The FCA dismissed this allegation as well. It pointed out that until
2013 food safety allowed regulation allowed producers to affix
different deadlines according to the place of consumption of the
products. In addition, though other producers followed this practice,
SNYL targeted only Malo.
Third,
SNYL voiced its concerns about the freshness of the Malo's products
with the trade associations of retailers in order to reach as many
distributors as possible.
Because
retailers are very sensitive to the heath safety of foods, they took
in serious considerations the SNYL allegations over the quality of
Malo's products with the result that many of them suspend the sale of
those products. In practice, the effects of the SNYL conducts was to
hinder the access of Malo products to the Antillean retail market.

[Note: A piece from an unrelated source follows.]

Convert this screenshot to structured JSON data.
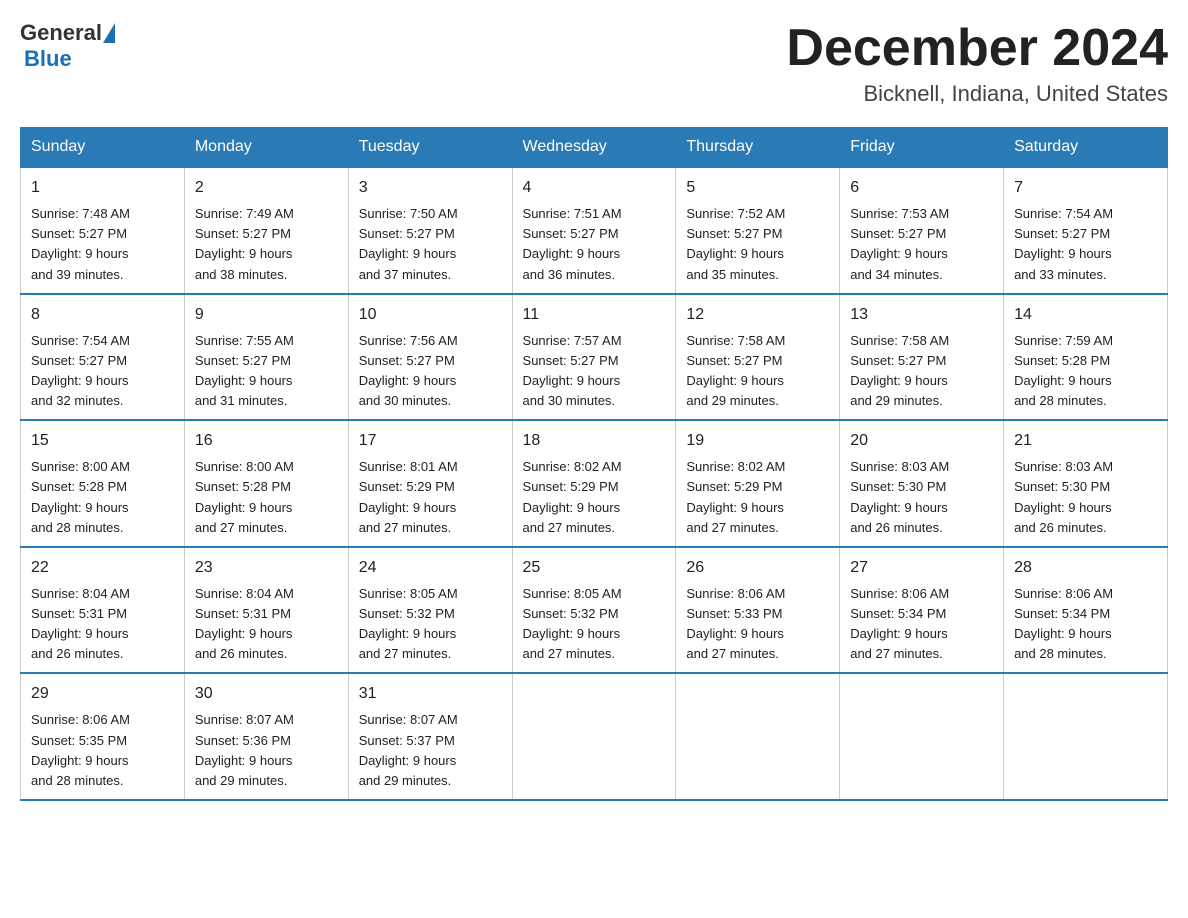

Then, the FCA found the conducts of SNYL to be a serious competition
infringement and impose on it a € 1.670.000,00 fine.
It
is worth noting that in the Sanofi
case
in 2013 the FCA had already rule that denigration of competing
products constituted an abuse of dominant position when it affects a
sector that is sensitive to product safety issues as it was the case in Yaourts
aux Antilles.
In Sanofi
the drug originator Sanofi Aventis was found to have abused its
dominance position in the French market for the cardiovascular
clopidogrel treatment because by denigrating its competing generics
prevented the access of them to the market.